Spurs aiming for the goal of PCI card security compliance

Tottenham Hotspur hopes to avoid penalties by meeting 1 October deadline

Spurs' planned 58,000 seater stadium needs all the credit card transactions possible

Premier League football club Tottenham Hotspur has a critical short-term goal to achieve - other than trying to remain near the top of the table.

The club is racing against an October deadline to roll out compliance with the payment card industry's data security standard (PCI DSS).

Spurs processes 700,000 credit card transactions a year, and a planned new 58,000-seater stadium, up from 36,000 seats, is expected to increase the number of credit card transactions significantly.

Currently, many of its match ticket and merchandise payments are made by credit card, and Tottenham’s four-strong IT team found itself having to keep up with the demands of PCI DSS.

Mail order sales make up half the merchandising business, although the club's popularity with longstanding fans makes ticket sales less of a worry.

"The ticketing side is less of an issue because 22,000 out of 36,000 are season tickets, and that's a single sale," said Tottenham Hotspur’s IT and telecommunications manager, Philip Rose.

But it soon became apparent that delivering PCI DSS was about more than just credit card security.

"When PCI raised its ugly head, one of the gaps that our quality service assurance found was that we did not have any structure here for incident management, which is one of the planks of PCI compliance," he said.

Rose said that Spurs had been using Numara Track-It software for its helpdesk, but wanted the supplier to add hardware and software asset management to the package, as well as change and incident management. When Numara bought rival UniPress in 2006, that opened up an opportunity to upgrade to the firm's FootPrints application to assist in the compliance process.

"Numara gave us a very good deal, because we were trading up, and another important point was that it was IT Infrastructure Library (ITIL) compliant," said Rose.

The change of software required Spurs' IT department to migrate its data from one package to the other.

"It's now in place and we have the incident management up and running, with full alerting in place, and we also have a dedicated helpdesk type of email where users can log emails straight into the system," said Rose.

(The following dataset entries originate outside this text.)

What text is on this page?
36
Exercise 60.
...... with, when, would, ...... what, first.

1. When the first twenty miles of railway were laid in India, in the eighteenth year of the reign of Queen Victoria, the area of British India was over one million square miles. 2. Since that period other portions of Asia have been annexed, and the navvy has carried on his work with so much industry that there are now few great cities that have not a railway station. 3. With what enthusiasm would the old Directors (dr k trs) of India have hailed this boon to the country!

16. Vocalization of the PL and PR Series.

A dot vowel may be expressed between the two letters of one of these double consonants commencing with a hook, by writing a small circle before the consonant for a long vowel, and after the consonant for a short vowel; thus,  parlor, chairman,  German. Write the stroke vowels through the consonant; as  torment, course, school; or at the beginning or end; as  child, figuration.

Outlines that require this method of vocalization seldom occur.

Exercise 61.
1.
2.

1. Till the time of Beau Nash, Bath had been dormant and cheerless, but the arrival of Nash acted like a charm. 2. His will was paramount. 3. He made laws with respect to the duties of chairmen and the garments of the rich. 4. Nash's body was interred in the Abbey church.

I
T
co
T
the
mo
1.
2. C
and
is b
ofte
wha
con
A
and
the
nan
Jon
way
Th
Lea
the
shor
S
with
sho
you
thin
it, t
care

Spurs also uses Centennial Software for asset management.

Rose said that when Spurs' IT department became aware of the PCI initiative, he knew that there would have to be big changes in the IT infrastructure.

"We also have to take on board the security management that you see in banks and financial institutions," he said.

Spurs has recently completed its second annual penetration test, and time is tight to achieve PCI compliance.

"Our banks are thumping the desk and saying it's do-or-die by 1 October," said Rose.

One of the problems for Spurs was that its application providers "are a little bit behind the ball", according to Rose. Some of the club's ticketing and software suppliers have found PCI, "hard to swallow", he said.

"You're looking at very big legacy software designed in the US, which has a lot of code to be checked," said Rose.

"PCI for us is quite crucial. It's not so much that we could have a breach, it's more the brand damage that our board wants to steer clear of. You only have to look at those firms who have been breached. Small companies who have a breach are either going to get fined out of business or they won't be able to continue trading online, and if you're a mail order business that's the end of the road. "

Spurs has managed to change most of its network infrastructure, network monitoring and security, but still has work to do.

"We're not quite there yet, but we've assured the bank that everything we're responsible for will pretty much be in place for 1 October," said Rose.